8.5 Goods are supplied subject to the chemical, mechanical and physical standards of the original manufacturer, and carry only such warranty as that manufacturer specifies. The Company provides no warranty beyond this.

8.6 The Company will take reasonable care of any tools or models supplied by the Customer. Such tools and models remain the Customer’s responsibility for insurance purposes, and repair costs are to be borne by the Customer.

9. ADVICE

Subject to Clause 8, any advice, recommendation, information, assistance or service provided by the Company regarding the use or application of goods is given in good faith and without liability.
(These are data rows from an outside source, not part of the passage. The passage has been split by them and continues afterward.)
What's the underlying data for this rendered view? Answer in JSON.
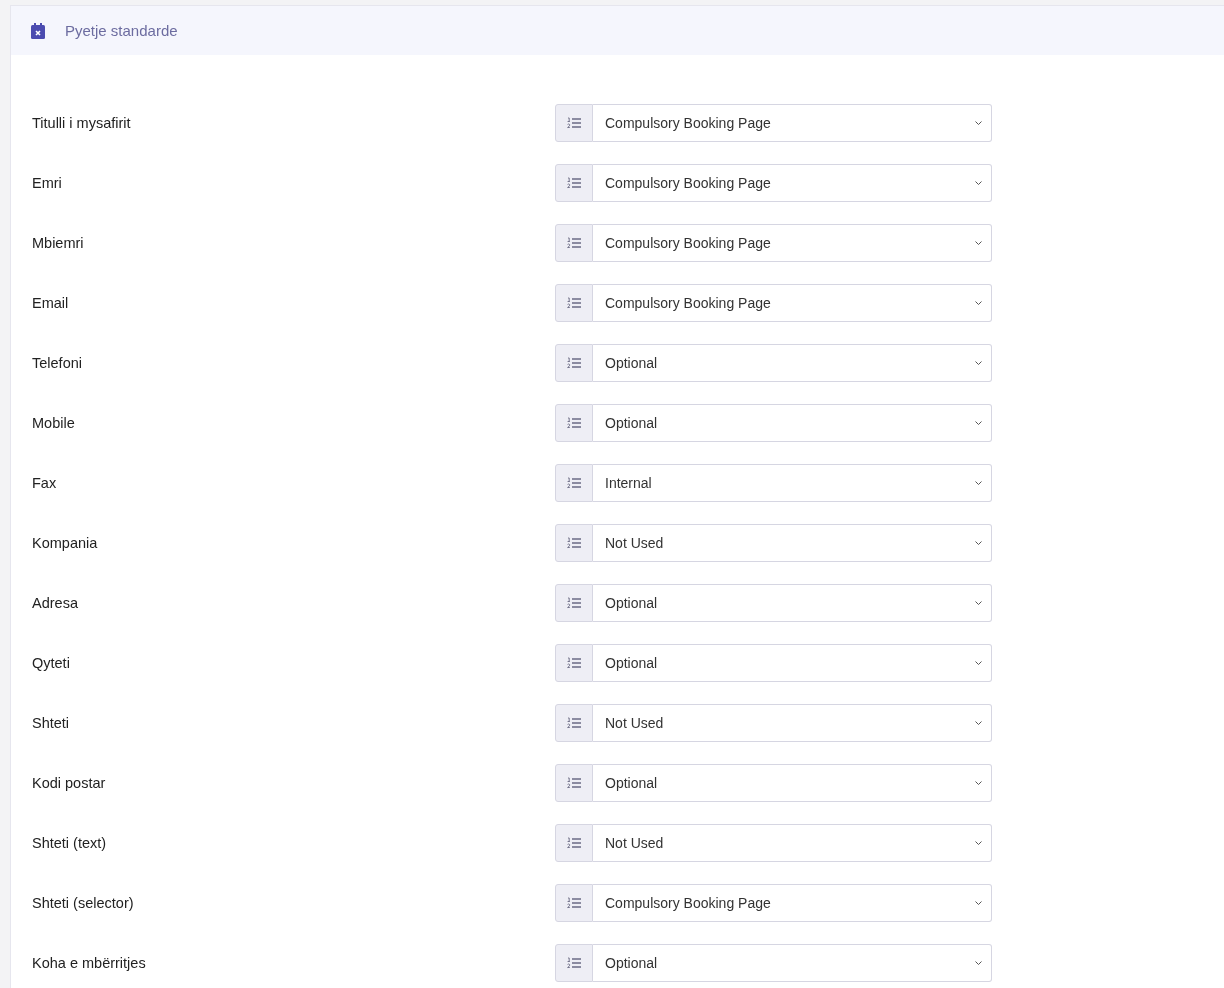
{
  "panel": {
    "title": "Pyetje standarde"
  },
  "fields": [
    {
      "label": "Titulli i mysafirit",
      "value": "Compulsory Booking Page"
    },
    {
      "label": "Emri",
      "value": "Compulsory Booking Page"
    },
    {
      "label": "Mbiemri",
      "value": "Compulsory Booking Page"
    },
    {
      "label": "Email",
      "value": "Compulsory Booking Page"
    },
    {
      "label": "Telefoni",
      "value": "Optional"
    },
    {
      "label": "Mobile",
      "value": "Optional"
    },
    {
      "label": "Fax",
      "value": "Internal"
    },
    {
      "label": "Kompania",
      "value": "Not Used"
    },
    {
      "label": "Adresa",
      "value": "Optional"
    },
    {
      "label": "Qyteti",
      "value": "Optional"
    },
    {
      "label": "Shteti",
      "value": "Not Used"
    },
    {
      "label": "Kodi postar",
      "value": "Optional"
    },
    {
      "label": "Shteti (text)",
      "value": "Not Used"
    },
    {
      "label": "Shteti (selector)",
      "value": "Compulsory Booking Page"
    },
    {
      "label": "Koha e mbërritjes",
      "value": "Optional"
    }
  ]
}
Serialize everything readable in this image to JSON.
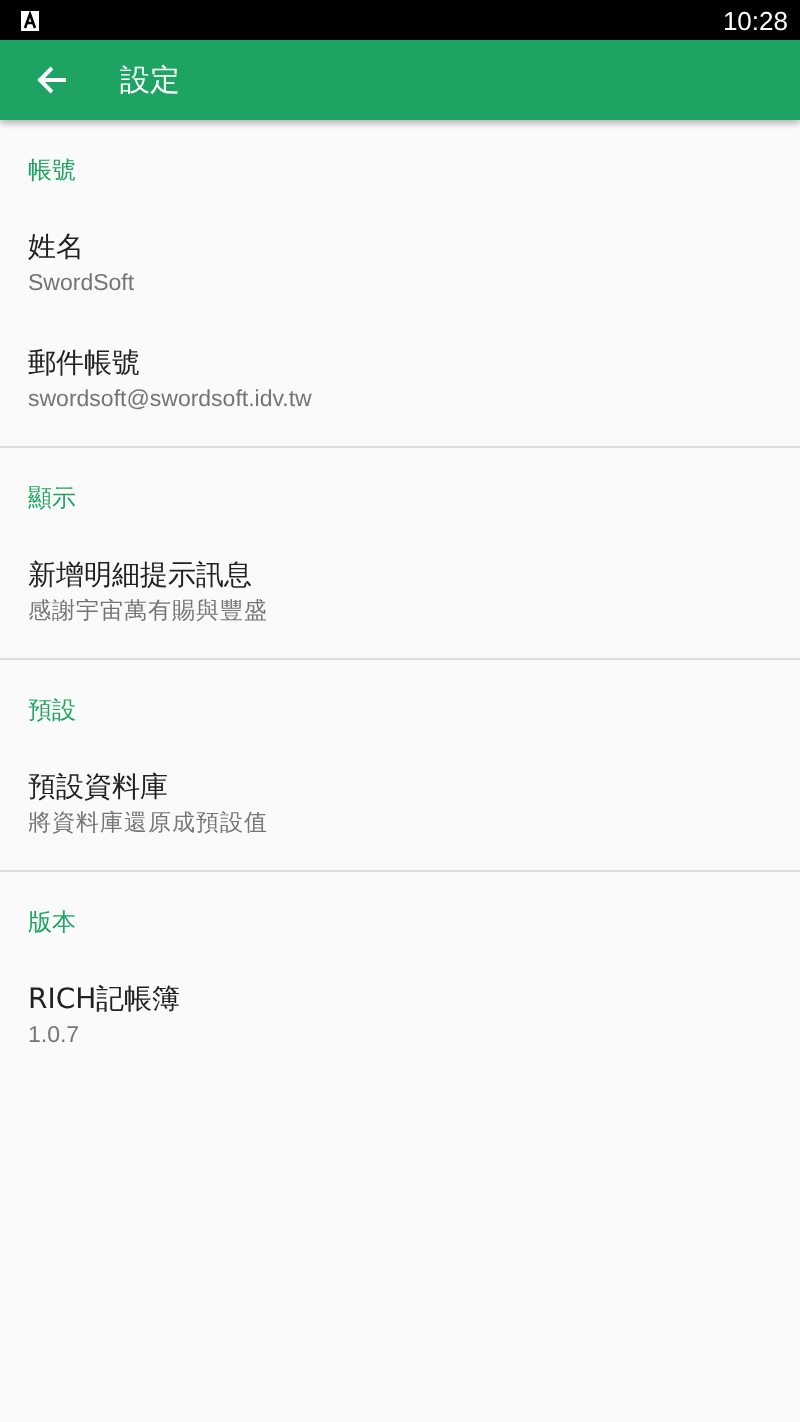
{
  "status_bar": {
    "time": "10:28"
  },
  "app_bar": {
    "title": "設定"
  },
  "sections": [
    {
      "title": "帳號",
      "items": [
        {
          "title": "姓名",
          "summary": "SwordSoft"
        },
        {
          "title": "郵件帳號",
          "summary": "swordsoft@swordsoft.idv.tw"
        }
      ]
    },
    {
      "title": "顯示",
      "items": [
        {
          "title": "新增明細提示訊息",
          "summary": "感謝宇宙萬有賜與豐盛"
        }
      ]
    },
    {
      "title": "預設",
      "items": [
        {
          "title": "預設資料庫",
          "summary": "將資料庫還原成預設值"
        }
      ]
    },
    {
      "title": "版本",
      "items": [
        {
          "title": "RICH記帳簿",
          "summary": "1.0.7"
        }
      ]
    }
  ]
}
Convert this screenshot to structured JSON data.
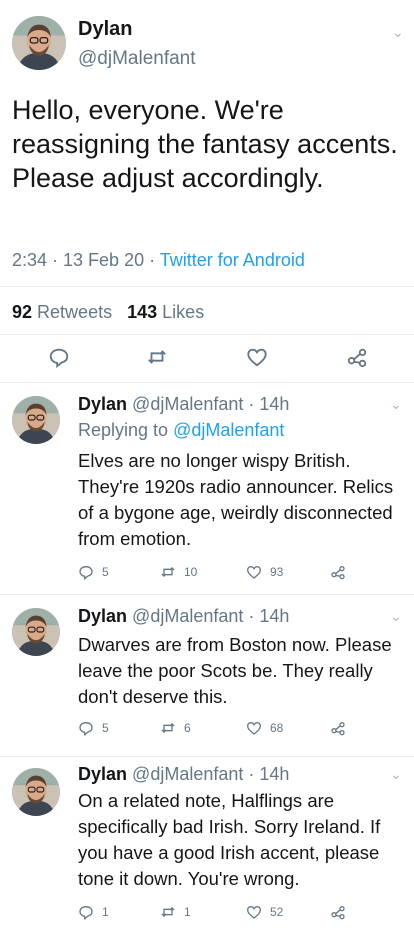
{
  "main_tweet": {
    "name": "Dylan",
    "handle": "@djMalenfant",
    "text": "Hello, everyone. We're reassigning the fantasy accents. Please adjust accordingly.",
    "time": "2:34 · 13 Feb 20 ·",
    "source": "Twitter for Android",
    "retweets_count": "92",
    "retweets_label": "Retweets",
    "likes_count": "143",
    "likes_label": "Likes"
  },
  "replies": [
    {
      "name": "Dylan",
      "handle_time": "@djMalenfant · 14h",
      "replying_label": "Replying to",
      "replying_to": "@djMalenfant",
      "text": "Elves are no longer wispy British. They're 1920s radio announcer. Relics of a bygone age, weirdly disconnected from emotion.",
      "replies": "5",
      "retweets": "10",
      "likes": "93"
    },
    {
      "name": "Dylan",
      "handle_time": "@djMalenfant · 14h",
      "text": "Dwarves are from Boston now. Please leave the poor Scots be. They really don't deserve this.",
      "replies": "5",
      "retweets": "6",
      "likes": "68"
    },
    {
      "name": "Dylan",
      "handle_time": "@djMalenfant · 14h",
      "text": "On a related note, Halflings are specifically bad Irish. Sorry Ireland. If you have a good Irish accent, please tone it down. You're wrong.",
      "replies": "1",
      "retweets": "1",
      "likes": "52"
    }
  ],
  "icons": {
    "chevron": "chevron-down-icon",
    "reply": "reply-icon",
    "retweet": "retweet-icon",
    "like": "heart-icon",
    "share": "share-icon"
  },
  "colors": {
    "link": "#1da1f2",
    "muted": "#657786",
    "text": "#14171a"
  }
}
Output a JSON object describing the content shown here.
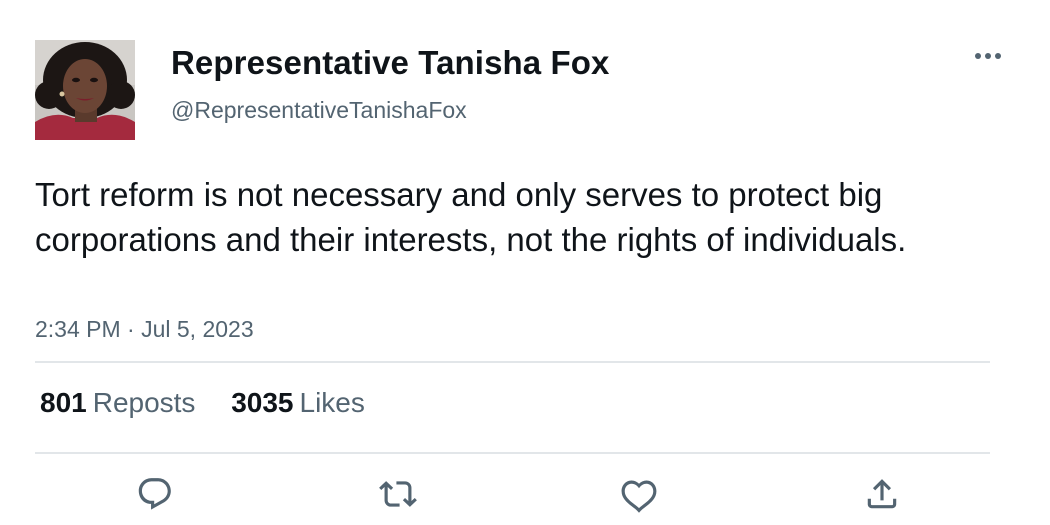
{
  "tweet": {
    "author": {
      "display_name": "Representative Tanisha Fox",
      "handle": "@RepresentativeTanishaFox"
    },
    "text": "Tort reform is not necessary and only serves to protect big corporations and their interests, not the rights of individuals.",
    "timestamp": "2:34 PM · Jul 5, 2023",
    "stats": {
      "reposts": {
        "count": "801",
        "label": "Reposts"
      },
      "likes": {
        "count": "3035",
        "label": "Likes"
      }
    },
    "actions": {
      "reply_icon": "reply-icon",
      "repost_icon": "repost-icon",
      "like_icon": "heart-icon",
      "share_icon": "share-icon"
    },
    "more_icon": "more-icon"
  },
  "colors": {
    "text": "#0f1419",
    "secondary": "#536471",
    "divider": "#e2e6e9"
  }
}
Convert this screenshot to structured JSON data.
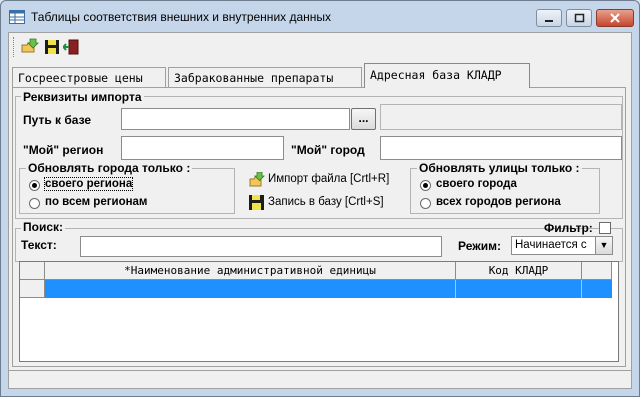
{
  "window": {
    "title": "Таблицы соответствия внешних и внутренних данных",
    "minimize_icon": "minimize-icon",
    "maximize_icon": "maximize-icon",
    "close_icon": "close-icon"
  },
  "toolbar": {
    "icons": [
      "import-folder-icon",
      "save-floppy-icon",
      "exit-door-icon"
    ]
  },
  "tabs": [
    {
      "label": "Госреестровые цены",
      "active": false
    },
    {
      "label": "Забракованные препараты",
      "active": false
    },
    {
      "label": "Адресная база КЛАДР",
      "active": true
    }
  ],
  "import": {
    "group_label": "Реквизиты импорта",
    "path_label": "Путь к базе",
    "path_value": "",
    "browse_label": "...",
    "my_region_label": "\"Мой\" регион",
    "my_region_value": "",
    "my_city_label": "\"Мой\" город",
    "my_city_value": ""
  },
  "cities_update": {
    "label": "Обновлять города только :",
    "options": [
      {
        "label": "своего региона",
        "selected": true
      },
      {
        "label": "по всем регионам",
        "selected": false
      }
    ]
  },
  "actions": {
    "import_label": "Импорт файла [Crtl+R]",
    "save_label": "Запись в базу [Crtl+S]"
  },
  "streets_update": {
    "label": "Обновлять улицы только :",
    "options": [
      {
        "label": "своего города",
        "selected": true
      },
      {
        "label": "всех городов региона",
        "selected": false
      }
    ]
  },
  "search": {
    "group_label": "Поиск:",
    "text_label": "Текст:",
    "text_value": "",
    "filter_label": "Фильтр:",
    "filter_checked": false,
    "mode_label": "Режим:",
    "mode_value": "Начинается с"
  },
  "grid": {
    "columns": [
      "*Наименование административной единицы",
      "Код КЛАДР"
    ],
    "rows": [
      {
        "name": "",
        "code": "",
        "selected": true
      }
    ]
  },
  "colors": {
    "selection": "#1e90ff",
    "window_frame": "#c6d6ea",
    "client": "#f0f0f0"
  }
}
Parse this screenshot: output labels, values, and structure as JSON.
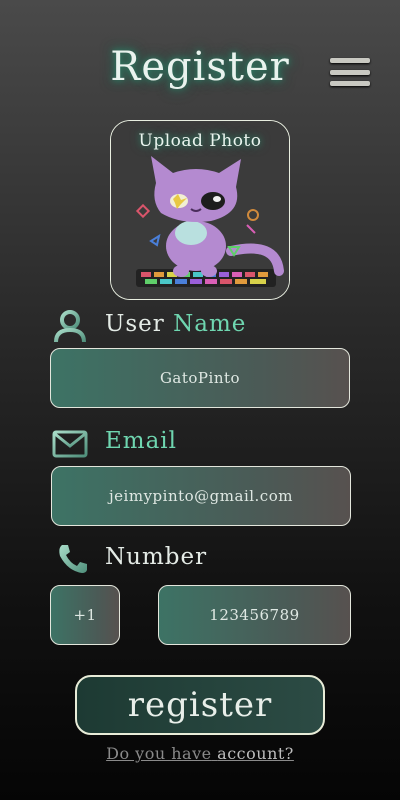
{
  "header": {
    "title": "Register"
  },
  "photo": {
    "label": "Upload Photo"
  },
  "username": {
    "label_main": "User",
    "label_accent": "Name",
    "value": "GatoPinto"
  },
  "email": {
    "label": "Email",
    "value": "jeimypinto@gmail.com"
  },
  "number": {
    "label": "Number",
    "country_code": "+1",
    "value": "123456789"
  },
  "actions": {
    "register_label": "register",
    "account_prefix": "Do you have",
    "account_link": "account?"
  },
  "colors": {
    "accent": "#6fd6b0",
    "glow": "#2f7a63",
    "input_bg": "#3d7365"
  },
  "icons": [
    "menu-icon",
    "user-icon",
    "mail-icon",
    "phone-icon"
  ]
}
The Customer is responsible for independently verifying the accuracy and suitability of such information for its intended purposes.

10. CONSIGNMENT STOCK

Goods are supplied on a consignment basis only where this is expressly confirmed in writing by the Company and is subject to a separate Agreement.

11. PERSONAL PROPERTY SECURITIES ACT (PPSA)

11.1 The Customer acknowledges that the supply of goods gives rise to a security interest as defined under the PPSA, and the Company may exercise all rights available to it under the contract and the PPSA.

11.2 The Company may register its security interest on the PPSR at any time, including before that interest attaches to the goods.

11.3 The Company may register a Purchase Money Security Interest (PMSI) as defined under section 14 of the PPSA, including for commercial consignments, and is entitled to register the relevant Financing Statement to secure its interest.

11.4 The Company’s security interest secures all amounts owed by the Customer for goods supplied and all proceeds of those goods, in accordance with Clause 6.

11.5 The Customer agrees to provide all reasonable assistance to facilitate the Company’s registration of its security interest.

11.6 The Customer waives its right to receive a Verification Statement under section 157 of the PPSA and its right to request information under section 275, except as provided in section 275(7).

11.7 Notwithstanding any provision of the PPSA including section 115, the Customer must not act in any manner inconsistent with the terms of this contract.

12. RIGHT TO TERMINATE CONTRACT

Without prejudice to its other rights and remedies, the Company may terminate or suspend all or any part of any contract with the Customer if the Customer: fails to comply with any of these Terms & Conditions; receives an unfavourable credit report; becomes insolvent; enters into any composition or arrangement with creditors; or has a manager, receiver, liquidator, provisional liquidator or administrator appointed to its business.

13. GOVERNING LAW

These Terms & Conditions and all contracts incorporating them are governed by and construed in accordance with the laws of the state in Australia in which the transaction occurred. The Customer submits to the non-exclusive jurisdiction of the courts of the state in Australia in which the transaction occurred for all matters arising out of or in connection with any such contract.